Blobulus Barfus Windbaggus

August 21, 2008 by
Filed under: Summary 

All-Afternoon Stern Chase
SW Nebraska and NW KS Outflow Dominant MCS

18 Jun 8

SHORT: Unsuccessful (if inflow view is the goal) stern chase of HP-turned-MCS and later tail-end supercell across SW NEb and NW KS.

LONG:

Elke and I lingered too long in AIA over lunch and got a late start, driving S then SE away from some junky midday convective development near AIA and beneath a large plume of middle and upper level clouds. The goal was a forecast target zone around SNY-IML. Even as early as late morning, that area looked very good for a starting point, given

  1. Subtle, SSE-NNW oriented outflow boundary from west KS across NErn CO to near SNY,
  2. Newer outflow boundary from early central NEb MCS, extending Wward across southern Neb into the same area,
  3. Moist axis between them, under
  4. NW flow (to enhance deep-layer shear) for the third of five consecutive storm observing days for us

As we moved S toward SNY, the target area changed slightly eastward, away from us, as a thick chunk of occasionally precipitating mid-upper level clouds (associated with a weak shortwave trough ejecting SE from the mean ridge) shaded most of the southern NEb Panhandle. The differential heating zone, evident along the S edge of this cloud mass, coincided well with a low-level convergence max, into which the surface map showed a SE-NW aligned moist axis. Slam dunk for an easy target, right? Sure! Problem was, we were behind it. My laziness in bolting AIA cost is a shot at getting ahead of the huge HP storm that erupted with astonishing speed right in that area, near OGA, then moved SE across Perkins County and the MCK area.

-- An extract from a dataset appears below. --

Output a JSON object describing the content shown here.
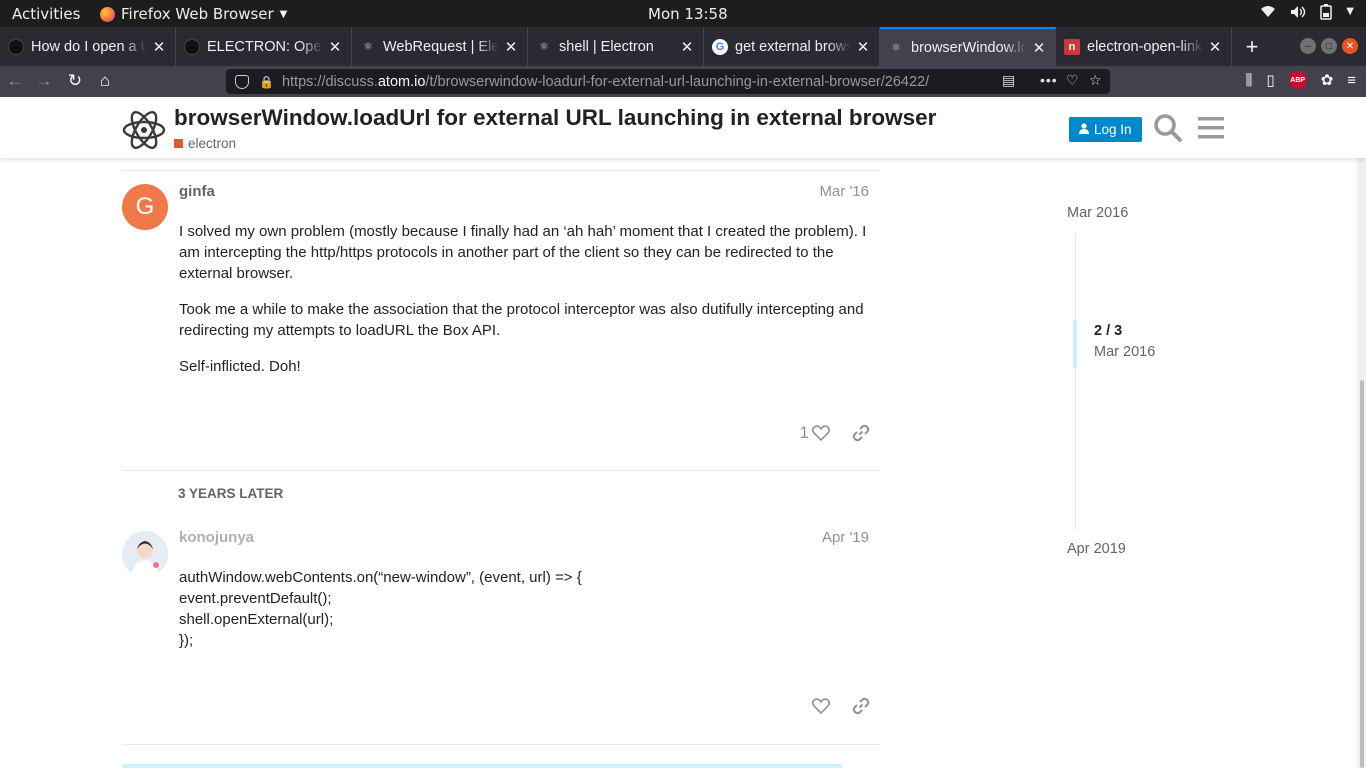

In the meantime, the big backshear of the anvil provided us with some cool views from the wrong side, as we rounded Lake McConaughy. We wanted to shoot the gap between the growing complex and an inexplicably blanket-TOR-warned line of storms to its SW that didn’t look too impressive to me. [I thought tornado warnings were supposed to be storm based, targeting a small polygon in the path of the mesocyclone, not blanketing an entire line when only tiny fractions of said line ever could/would produce a tornado. So while she was driving, Elke had to listen to me express some rants that basically reflected much of the same befuddlement that I later heard from other seasoned storm observer-meteorologists.

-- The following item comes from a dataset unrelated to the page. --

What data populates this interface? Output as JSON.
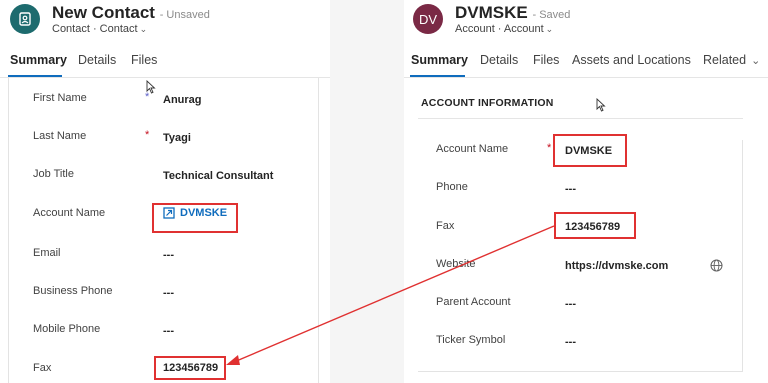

That strange circumstance aside, we stopped briefly to admire a clean, post-MCS convective scene beyond young corn, N of IML (looking SE). Notice in that shot the corn leaning left to right — meaning a NE wind. That was outflow, which we never escaped S of I-80 on this day except for a very brief advance ahead of the boundary at Colby. We finally gave up on catching the HP/bow/MCS mess when we hit Colby, and got a room — as the boundary whooshed through town. At least one advantage of driving so many miles through outflow is that we didn’t need to use the car’s air conditioning. Nature provided that.

While unloading in our room, I noticed that a storm that blew up along the trailing outflow boundary — in the next county to our ESE — quickly developed a hook and a meso. Could this be another post-hotel, near-sunset chase rebirth, for the second consecutive day?

Unfortunately there also was a mess of nonsevere mush forming to its own SW, ahead of as well as along the outflow boundary. We bolted SE on I-70, but still couldn’t catch up, at least not at safe driving speeds. The storm merged with the mush, and we easily could have taken a demoralized, tail-between-legs retreat back to Colby.

Instead, we found solitude and solace in a big wheat field a couple miles S of Grainfield, bisected by a dirt road upon which nobody traveled in the hour or more we were there. Our company was each other, along with the cool, moist east wind, carrying the call of western meadowlarks, pheasants, and horned larks. We shot quite a few photos of the chaotic sky behind the retreating MCS, its clumps and rings of mammatus, and other sky scenes across the waving wheat, finally leaving shortly after sunset.

Strategically, this was a failed chase attributable entirely to slothful behavior on my part, and a self-made supercellular bustola of the first order. Making a good forecast doesn’t help when you don’t get your butt there in time. But we ended up salvaging something from it all, and went to sleep that night at ease by that.